Once the user agrees, the file is added, and the cookie helps to analyse web traffic or lets the user know when he/she visits a particular site. Cookies allow web applications to respond to users as an individual. The web application can tailor its operations to individual user needs, likes and dislikes by gathering and remembering information about user preferences – thus creating a type of user profile.
Traffic log cookies are used to identify which pages are being used and cookies are used to learn more about the way users interact with website content and help to improve user experience when visiting websites by compiling statistical data.
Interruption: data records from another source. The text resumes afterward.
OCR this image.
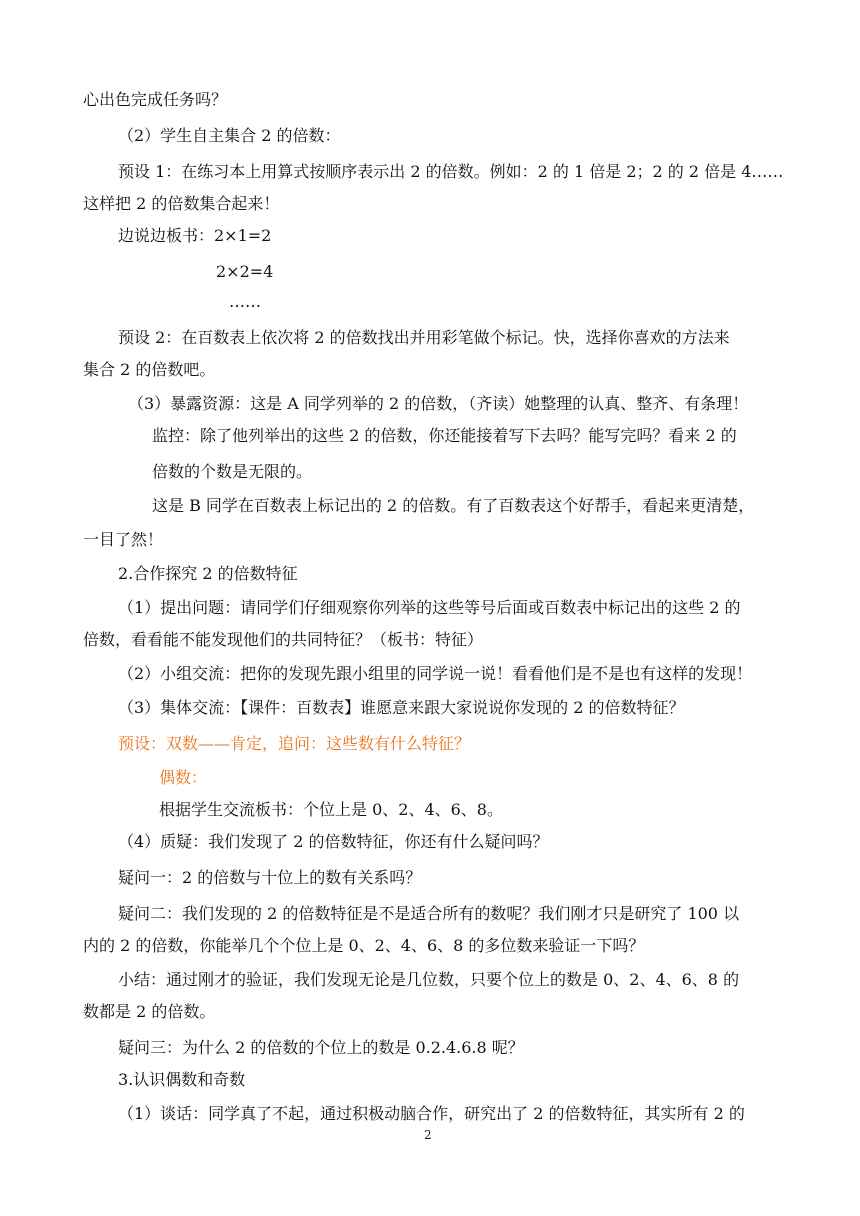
心出色完成任务吗？
（2）学生自主集合 2 的倍数：
预设 1：在练习本上用算式按顺序表示出 2 的倍数。例如：2 的 1 倍是 2；2 的 2 倍是 4……
这样把 2 的倍数集合起来！
边说边板书：2×1=2
2×2=4
……
预设 2：在百数表上依次将 2 的倍数找出并用彩笔做个标记。快，选择你喜欢的方法来
集合 2 的倍数吧。
（3）暴露资源：这是 A 同学列举的 2 的倍数，（齐读）她整理的认真、整齐、有条理！
监控：除了他列举出的这些 2 的倍数，你还能接着写下去吗？能写完吗？看来 2 的
倍数的个数是无限的。
这是 B 同学在百数表上标记出的 2 的倍数。有了百数表这个好帮手，看起来更清楚，
一目了然！
2.合作探究 2 的倍数特征
（1）提出问题：请同学们仔细观察你列举的这些等号后面或百数表中标记出的这些 2 的
倍数，看看能不能发现他们的共同特征？（板书：特征）
（2）小组交流：把你的发现先跟小组里的同学说一说！看看他们是不是也有这样的发现！
（3）集体交流：【课件：百数表】谁愿意来跟大家说说你发现的 2 的倍数特征？
预设：双数——肯定，追问：这些数有什么特征？
偶数：
根据学生交流板书：个位上是 0、2、4、6、8。
（4）质疑：我们发现了 2 的倍数特征，你还有什么疑问吗？
疑问一：2 的倍数与十位上的数有关系吗？
疑问二：我们发现的 2 的倍数特征是不是适合所有的数呢？我们刚才只是研究了 100 以
内的 2 的倍数，你能举几个个位上是 0、2、4、6、8 的多位数来验证一下吗？
小结：通过刚才的验证，我们发现无论是几位数，只要个位上的数是 0、2、4、6、8 的
数都是 2 的倍数。
疑问三：为什么 2 的倍数的个位上的数是 0.2.4.6.8 呢？
3.认识偶数和奇数
（1）谈话：同学真了不起，通过积极动脑合作，研究出了 2 的倍数特征，其实所有 2 的
2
A cookie in no way gives us access to a user’s computer or any information about him/her, other than the data the user chooses to share.
Users can choose to accept or decline cookies.
Most web browsers automatically accept cookies, but users can usually modify their browser settings to decline cookies if you prefer. The downside is that it can prevent users to take full advantage of Websites’ functionality.